1. e.g. select any DeepSeek release, and read the accompanying paper

jacquesm · 2026-01-22T20:30:44 1769113844

I'll pay attention to where the puck is because that is something I can observe, where it is going to be is anybody's guess. Lots of original ideas are coming out of Chinese AI research but there is also lots of junk. I think in the longer term they will have the advantage but right now that simply isn't the case.

Your 'cope' accusation has no place here, I have no dog in the race and do not need to cope with anything.

overfeed · 2026-01-22T22:21:33 1769120493

> Your 'cope' accusation has no place here

I will rephrase my statement and continue to stand by it: "Denying the volume of original AI research being done by China - a falsifiable metric - betrays some level of cope."

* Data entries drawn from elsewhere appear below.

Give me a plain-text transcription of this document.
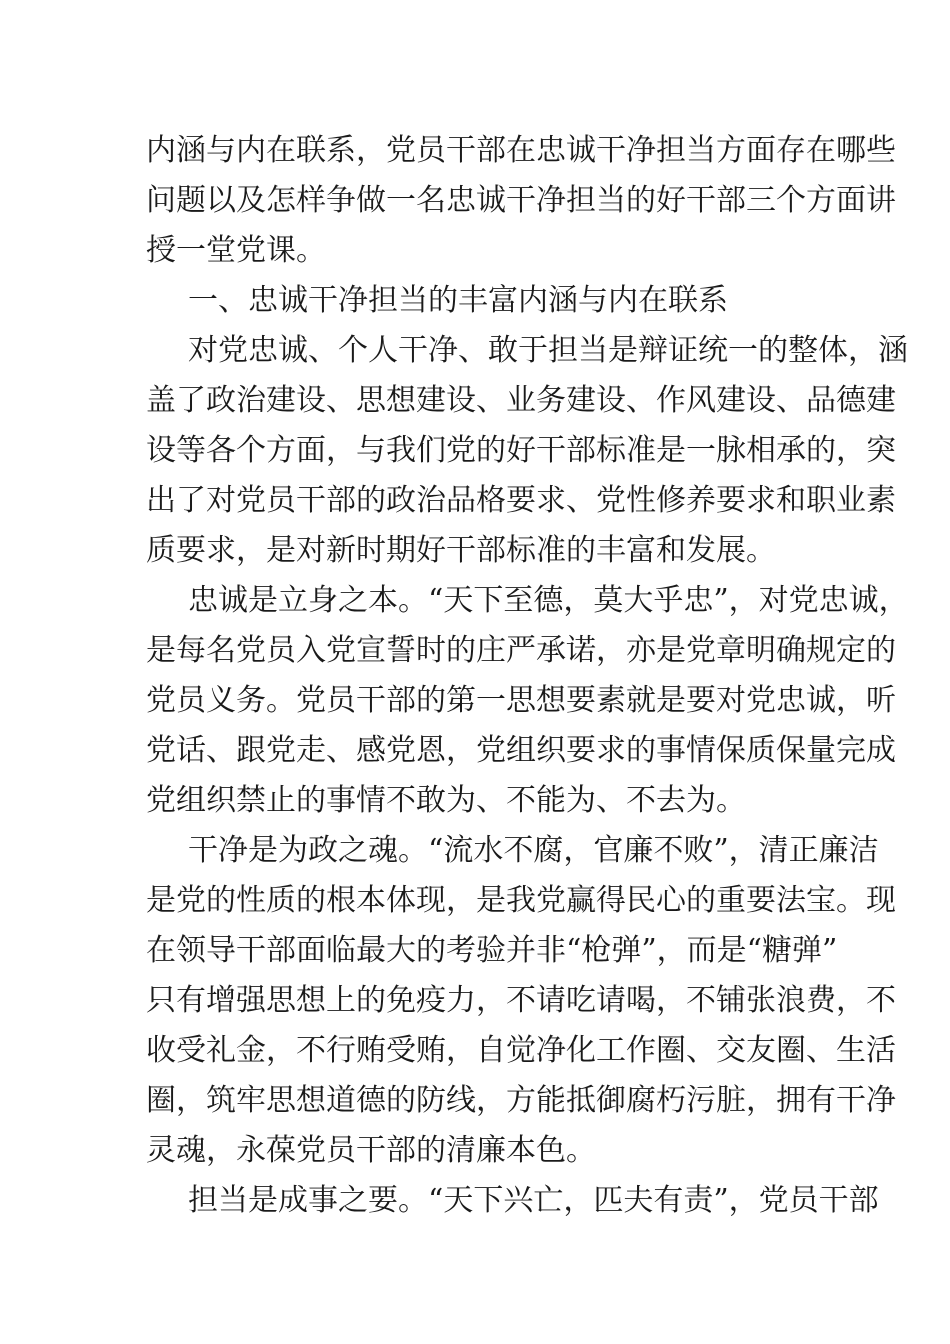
内涵与内在联系，党员干部在忠诚干净担当方面存在哪些
问题以及怎样争做一名忠诚干净担当的好干部三个方面讲
授一堂党课。
一、忠诚干净担当的丰富内涵与内在联系
对党忠诚、个人干净、敢于担当是辩证统一的整体，涵
盖了政治建设、思想建设、业务建设、作风建设、品德建
设等各个方面，与我们党的好干部标准是一脉相承的，突
出了对党员干部的政治品格要求、党性修养要求和职业素
质要求，是对新时期好干部标准的丰富和发展。
忠诚是立身之本。“天下至德，莫大乎忠”，对党忠诚，
是每名党员入党宣誓时的庄严承诺，亦是党章明确规定的
党员义务。党员干部的第一思想要素就是要对党忠诚，听
党话、跟党走、感党恩，党组织要求的事情保质保量完成
党组织禁止的事情不敢为、不能为、不去为。
干净是为政之魂。“流水不腐，官廉不败”，清正廉洁
是党的性质的根本体现，是我党赢得民心的重要法宝。现
在领导干部面临最大的考验并非“枪弹”，而是“糖弹”
只有增强思想上的免疫力，不请吃请喝，不铺张浪费，不
收受礼金，不行贿受贿，自觉净化工作圈、交友圈、生活
圈，筑牢思想道德的防线，方能抵御腐朽污脏，拥有干净
灵魂，永葆党员干部的清廉本色。
担当是成事之要。“天下兴亡，匹夫有责”，党员干部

You seem to agree on the fact that China has surpassed the US. As for quality, I'll say expertise is a result of execution. At some point in time during off-shoring, the US had qualitatively better machinists that China, despite manufacturing volumes. That is no longer the case today - as they say, cream floats to the top, and that holds true for a pot or an industrial-sized vat.

popalchemist · 2026-01-23T05:13:46 1769145226

It may not be cope, could just be ignorance.

aaa_aaa · 2026-01-22T17:03:21 1769101401

No all they need is time. I am awaiting the dowfall of the ai hegemony and hype with popcorn at hand.

mhuffman · 2026-01-22T17:16:12 1769102172

I would be happy with an openweight 3 month old Claude

cmrdporcupine · 2026-01-22T17:41:21 1769103681

DeepSeek 3.2 is frankly fairly close to that. GLM 4.7 as well. They're basically around Sonnet 4 level.

genewitch · 2026-01-23T03:36:12 1769139372

can you point me at another free voice cloning / tts model with this fidelity and, i guess prompt adherence?

because i've been on youtube and insta, and believe me, no one else even compares, yet.

Onavo · 2026-01-22T17:17:55 1769102275

Well DeepSeek V4 is rumored to be in that range and will be released in 3 weeks.

aussieguy1234 · 2026-01-23T01:52:59 1769133179

I could say the same about grok (although given there are better models for my use cases I don't use it). What part of divisive politics are you talking about here?

sampton · 2026-01-22T16:18:30 1769098710

Every time Dario opens his mouth it's something weird.